1 Oct 2010

Institutionalized racism

(via WEH) Thomas Sowell doesn't suffer fools:
Few things have captured in microcosm what has gone so painfully wrong, where racial issues are concerned, like the recent election for mayor of Washington, D.C.

Mayor Adrian Fenty, under whom the murder rate has gone down and the school children's test scores have gone up, was resoundingly defeated for re-election.


One key fact tells much of the story: Mayor Fenty received more than 70 percent of the white vote in Washington. His opponent received more than 80 percent of the black vote.

Both men are black. But the head of the school system that he appointed is Asian and the chief of police is a white woman. More than that, most of the teachers who were fired were black. There were also bitter complaints that black contractors did not get as many of the contracts for doing business with the city as they expected.

In short, the mayor appointed the best people he could find, instead of running a racial patronage system, as a black mayor of a city with a black majority is apparently expected to. He also didn't spend as much time schmoozing with the folks as was expected.


How did we reach the point where black voters put racial patronage and racial symbolism above the education of their children and the safety of everyone?

There are many reasons but the trend is ominous. One key factor was the creation, back in the 1960s, of a whole government-supported industry of race hustling.
I agree fully with this analysis. Racism will persist longer when governments make rules based on racism,* whether negative (allowing slavery) or "positive" (giving jobs or money to people with different skin colors).

Governments should not discriminate on the basis of color. If anything, government should help people under criteria that are not permanent. Poverty is ok, sick is ok. Tall, short, black, white, man, woman, gay, or straight? Not ok.

And that's not even acknowledging that most government programs crowd out private programs (educating kids, caring for the local homeless) that can do the same thing, better.

Bottom Line: Governments are necessary some of the time for some things, but for all of the time for all things. Just ask yourself: Is there another way? And then go do it.

* For more on why racism is NOT about skin color, read this brilliant research:

Cosmides, L., Tooby, J. & Kurzban, R. (2003). Perceptions of race [pdf]. Trends in Cognitive Sciences, 7(4), 173-179.

Kurzban, R., Tooby, J., & Cosmides, L. (2001). Can race be erased? Coalitional computation and social categorization [pdf]. Proceedings of the National Academy of Sciences, 98(26), 15387-15392.

1 comment:

  1. Sowell's in the wrong country then, because this one has been taken over by fools. (As I think Mencken predicted long ago.) DC voters have done this before, haven't they?

    The problem of poor voter choices is certainly not limited to racial issues.
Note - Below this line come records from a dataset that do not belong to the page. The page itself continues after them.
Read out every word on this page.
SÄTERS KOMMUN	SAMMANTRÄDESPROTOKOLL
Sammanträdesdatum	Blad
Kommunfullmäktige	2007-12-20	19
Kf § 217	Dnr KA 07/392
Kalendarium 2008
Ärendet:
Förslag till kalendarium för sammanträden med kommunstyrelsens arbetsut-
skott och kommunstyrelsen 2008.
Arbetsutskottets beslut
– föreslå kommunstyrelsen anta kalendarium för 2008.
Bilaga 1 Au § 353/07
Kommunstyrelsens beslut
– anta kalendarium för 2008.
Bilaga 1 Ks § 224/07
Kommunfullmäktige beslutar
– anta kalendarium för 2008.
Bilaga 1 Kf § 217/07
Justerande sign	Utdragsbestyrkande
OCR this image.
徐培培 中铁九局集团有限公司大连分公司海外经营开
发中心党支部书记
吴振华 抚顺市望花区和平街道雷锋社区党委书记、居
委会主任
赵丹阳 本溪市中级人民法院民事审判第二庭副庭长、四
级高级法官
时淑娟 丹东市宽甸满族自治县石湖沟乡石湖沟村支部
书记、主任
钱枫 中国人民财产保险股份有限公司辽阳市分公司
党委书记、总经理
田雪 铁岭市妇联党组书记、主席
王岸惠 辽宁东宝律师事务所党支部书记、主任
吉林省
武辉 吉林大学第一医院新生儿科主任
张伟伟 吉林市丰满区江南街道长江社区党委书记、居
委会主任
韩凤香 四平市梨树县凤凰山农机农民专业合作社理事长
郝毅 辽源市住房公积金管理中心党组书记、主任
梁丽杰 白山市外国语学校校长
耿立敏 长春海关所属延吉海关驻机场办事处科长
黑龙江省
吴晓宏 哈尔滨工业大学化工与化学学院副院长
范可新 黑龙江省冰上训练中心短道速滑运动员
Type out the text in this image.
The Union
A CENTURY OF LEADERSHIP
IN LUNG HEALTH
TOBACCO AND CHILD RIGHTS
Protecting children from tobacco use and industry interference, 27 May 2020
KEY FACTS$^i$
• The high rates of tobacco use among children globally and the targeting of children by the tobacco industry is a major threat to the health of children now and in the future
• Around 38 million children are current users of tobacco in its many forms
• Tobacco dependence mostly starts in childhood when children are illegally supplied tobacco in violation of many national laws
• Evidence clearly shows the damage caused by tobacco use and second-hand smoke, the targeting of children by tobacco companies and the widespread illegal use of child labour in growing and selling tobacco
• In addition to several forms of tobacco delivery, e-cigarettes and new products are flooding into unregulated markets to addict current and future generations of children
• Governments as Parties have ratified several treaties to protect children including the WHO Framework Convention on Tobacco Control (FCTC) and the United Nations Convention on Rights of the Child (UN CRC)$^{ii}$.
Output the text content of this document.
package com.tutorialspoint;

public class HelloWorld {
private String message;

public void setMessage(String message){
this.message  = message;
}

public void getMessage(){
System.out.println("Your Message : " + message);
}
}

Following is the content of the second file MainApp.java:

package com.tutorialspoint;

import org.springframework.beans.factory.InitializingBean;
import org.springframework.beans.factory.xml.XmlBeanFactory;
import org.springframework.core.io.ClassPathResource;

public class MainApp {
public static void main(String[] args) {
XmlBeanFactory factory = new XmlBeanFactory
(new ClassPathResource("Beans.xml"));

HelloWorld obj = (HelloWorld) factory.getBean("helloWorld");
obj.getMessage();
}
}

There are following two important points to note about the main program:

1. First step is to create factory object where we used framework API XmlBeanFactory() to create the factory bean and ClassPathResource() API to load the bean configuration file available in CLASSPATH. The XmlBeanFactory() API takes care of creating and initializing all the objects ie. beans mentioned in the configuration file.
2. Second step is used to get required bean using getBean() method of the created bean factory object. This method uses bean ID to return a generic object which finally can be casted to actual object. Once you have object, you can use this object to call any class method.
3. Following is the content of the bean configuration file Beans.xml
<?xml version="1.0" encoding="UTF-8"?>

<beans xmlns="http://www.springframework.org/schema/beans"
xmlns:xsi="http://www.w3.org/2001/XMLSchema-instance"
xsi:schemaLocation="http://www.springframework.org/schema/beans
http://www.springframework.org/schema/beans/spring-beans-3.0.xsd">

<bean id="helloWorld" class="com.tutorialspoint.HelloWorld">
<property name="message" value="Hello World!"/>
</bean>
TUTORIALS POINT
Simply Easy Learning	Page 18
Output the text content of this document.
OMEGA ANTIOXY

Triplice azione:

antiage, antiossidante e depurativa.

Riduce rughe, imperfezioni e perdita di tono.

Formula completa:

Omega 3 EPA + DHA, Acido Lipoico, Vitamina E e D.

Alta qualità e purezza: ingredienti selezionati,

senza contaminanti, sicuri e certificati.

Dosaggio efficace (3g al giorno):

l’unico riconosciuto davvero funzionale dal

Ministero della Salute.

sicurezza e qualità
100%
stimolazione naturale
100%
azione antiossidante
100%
Much of the country is presently convulsed with voter irrationality and rage, often over issues that have little substance. Voters in Colorado, Delaware, New York, Nevada, and of course South Carolina have made some appalling choices.

    And really, this has been going on for some time. We Americans don't learn from our own mistakes, in fact we tend to not only repeat them but magnify them with each repetition.